If President Obama wants to sell more American-made cars to South Korea, nobody has told the average South Korean.
In a Starbucks in downtown Seoul, Shin Yoon-chu, 38, was asked for his opinion of automobiles made in the USA.
"Not that popular," Mr. Shin said. "We have a feeling that they require a lot of fuel. And if you compare to the European cars, the design is not that great."
Such sentiments here on U.S.-made goods could complicate the path for the Korean-U.S. free-trade agreement, which went into effect March 15, just before Seoul hosted Mr. Obama and more than 50 other heads of state and government at this week's nuclear security summit. Mr. Obama, hoping to energize his union base and boost the economy, is fond of saying that the long-sought trade deal will help the U.S. auto industry by increasing exports.
"Thanks to the bipartisan trade agreements I signed into law with you in mind, there will soon be new cars on the streets of South Korea imported from Detroit, Toledo and Chicago," he told a United Auto Workers convention in Washington in February.
South Korea each year exports more than 400,000 vehicles, mostly Hyundais and Kias, to the U.S. But the U.S. sells fewer than 10,000 cars per year to South Korea, the world's 15th-biggest economy with a gross domestic product of nearly $1.2 trillion. Mr. Obama says the free-trade agreement will help correct that imbalance.
At a news conference in Seoul on Sunday with South Korean President Lee Myung-bak, Mr. Obama said the agreement "is a win for both of our countries -- more jobs and opportunities for our workers and businesses on both sides of the Pacific.
"That includes supporting some 70,000 American jobs and keeping us on track to meet my goal of doubling American exports," Mr. Obama said.
But Kim Dong-ho, a pasta importer, said he prefers cars made by Hyundai.
"In my opinion, American car is too large," Mr. Kim said. "As you know, Korea is a small country."
If Mr. Obama's goal of doubling exports is attained, skeptics say, U.S. automobiles will be a tiny portion of that equation.
"I don't think there's going to be a massive increase in American cars in Korea," said Victor Cha, chairman of the Korea program at the Center for Strategic and International Studies in Washington. "They like what they make over there. And they like BMWs and Mercedes, not Cadillac" among imported luxury vehicles.
An Yong-hin, who works in Seoul for a construction company, echoed that sentiment.
"I like the Kias," Mr. An said. "For luxury cars, most people I know like the Equus by Hyundai."

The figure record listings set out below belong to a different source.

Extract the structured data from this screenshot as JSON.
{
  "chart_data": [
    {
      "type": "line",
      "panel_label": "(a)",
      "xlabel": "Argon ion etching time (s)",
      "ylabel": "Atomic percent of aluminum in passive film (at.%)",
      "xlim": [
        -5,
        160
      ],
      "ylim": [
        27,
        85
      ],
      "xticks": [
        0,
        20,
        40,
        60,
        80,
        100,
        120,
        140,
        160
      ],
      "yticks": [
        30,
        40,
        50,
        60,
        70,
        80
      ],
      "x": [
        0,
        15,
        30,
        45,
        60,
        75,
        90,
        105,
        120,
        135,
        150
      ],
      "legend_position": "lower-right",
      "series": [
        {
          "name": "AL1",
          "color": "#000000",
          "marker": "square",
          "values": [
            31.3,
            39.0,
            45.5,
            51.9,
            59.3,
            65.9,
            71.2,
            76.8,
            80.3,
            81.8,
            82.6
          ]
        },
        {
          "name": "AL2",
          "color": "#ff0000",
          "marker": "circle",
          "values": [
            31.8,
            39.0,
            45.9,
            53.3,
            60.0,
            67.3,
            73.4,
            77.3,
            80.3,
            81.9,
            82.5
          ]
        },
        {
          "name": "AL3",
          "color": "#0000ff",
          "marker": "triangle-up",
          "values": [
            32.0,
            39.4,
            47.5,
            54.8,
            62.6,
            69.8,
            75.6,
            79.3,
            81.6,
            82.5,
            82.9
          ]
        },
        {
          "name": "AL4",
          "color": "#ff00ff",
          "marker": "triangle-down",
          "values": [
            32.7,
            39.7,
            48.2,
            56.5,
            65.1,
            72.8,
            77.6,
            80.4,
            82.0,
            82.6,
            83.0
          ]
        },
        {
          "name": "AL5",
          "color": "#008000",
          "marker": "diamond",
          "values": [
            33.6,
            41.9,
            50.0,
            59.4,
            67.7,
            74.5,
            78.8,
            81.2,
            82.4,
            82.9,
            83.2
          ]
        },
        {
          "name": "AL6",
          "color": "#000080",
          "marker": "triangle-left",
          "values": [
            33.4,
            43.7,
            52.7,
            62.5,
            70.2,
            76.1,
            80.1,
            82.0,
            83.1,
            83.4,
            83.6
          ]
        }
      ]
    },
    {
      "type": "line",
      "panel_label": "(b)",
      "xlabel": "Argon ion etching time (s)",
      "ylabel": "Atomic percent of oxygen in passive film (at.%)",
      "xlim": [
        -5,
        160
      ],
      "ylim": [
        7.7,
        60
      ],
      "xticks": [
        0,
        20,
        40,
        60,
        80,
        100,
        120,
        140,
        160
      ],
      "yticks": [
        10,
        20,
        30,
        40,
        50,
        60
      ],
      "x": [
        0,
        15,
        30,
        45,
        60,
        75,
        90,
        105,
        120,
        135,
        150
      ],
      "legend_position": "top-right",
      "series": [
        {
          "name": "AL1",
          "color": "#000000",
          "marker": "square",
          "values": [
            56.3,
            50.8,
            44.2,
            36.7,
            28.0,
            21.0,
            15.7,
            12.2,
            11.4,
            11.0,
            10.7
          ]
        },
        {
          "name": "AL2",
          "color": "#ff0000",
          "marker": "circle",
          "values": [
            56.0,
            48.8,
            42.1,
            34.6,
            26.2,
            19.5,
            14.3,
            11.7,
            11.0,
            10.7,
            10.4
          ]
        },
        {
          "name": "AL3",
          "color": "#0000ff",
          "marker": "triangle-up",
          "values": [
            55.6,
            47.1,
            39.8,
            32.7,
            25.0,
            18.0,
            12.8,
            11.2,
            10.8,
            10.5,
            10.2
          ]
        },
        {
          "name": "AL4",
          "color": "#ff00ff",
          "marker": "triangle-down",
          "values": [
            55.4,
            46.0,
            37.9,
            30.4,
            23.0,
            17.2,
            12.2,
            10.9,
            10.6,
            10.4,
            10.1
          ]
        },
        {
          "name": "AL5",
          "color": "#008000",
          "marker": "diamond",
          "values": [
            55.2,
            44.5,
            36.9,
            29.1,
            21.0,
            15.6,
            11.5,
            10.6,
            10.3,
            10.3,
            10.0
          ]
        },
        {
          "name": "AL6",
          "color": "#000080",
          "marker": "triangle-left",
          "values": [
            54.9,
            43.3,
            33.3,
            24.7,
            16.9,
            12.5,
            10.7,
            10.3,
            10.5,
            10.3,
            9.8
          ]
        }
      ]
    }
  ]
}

Under the trade agreement, tariffs on U.S. cars fell from 8 percent to 4 percent. That means, for example, that Ford Motor Co.'s Lincoln MKS costs about $47,500, down from about $51,100. General Motors Co., which owns GM Korea, cut the prices of all Cadillac models by up to 3.5 percent.
Opposition political parties in Korea are complaining that the revised agreement gives preferential treatment to U.S. auto manufacturers. But Mr. Lee, who won ratification, said the accord will create "jobs for our workers, expand trade and investments, and overall improve the lives of our peoples."
Another looming result of the trade agreement that neither nation's president is mentioning is that the U.S. will export more lawyers to Korea.
The agreement allows U.S. law firms to open up shop in Korea, and several top-100 firms are rushing to tap the market. Covington & Burling LLP, Washington's largest law firm, is among them.
"That's exactly because of the [free-trade agreement]," Mr. Cha said. "They could not open before the FTA. It's going to take a few years for them to get up and running, but it's certainly a big deal for them. It's a new market. There's a lot of business in South Korea."
As much as Mr. Obama is talking up the agreement with autoworkers, trial lawyers are part of his political base, too.
U.S. food exports also are expected to rise as a result of the accord.
In a poll of 250 wholesalers and retailers released by the Korea Chamber of Commerce last month, 29.1 percent of respondents said they will increase imports of processed foods from the U.S. About 28 percent said they will import more fresh food.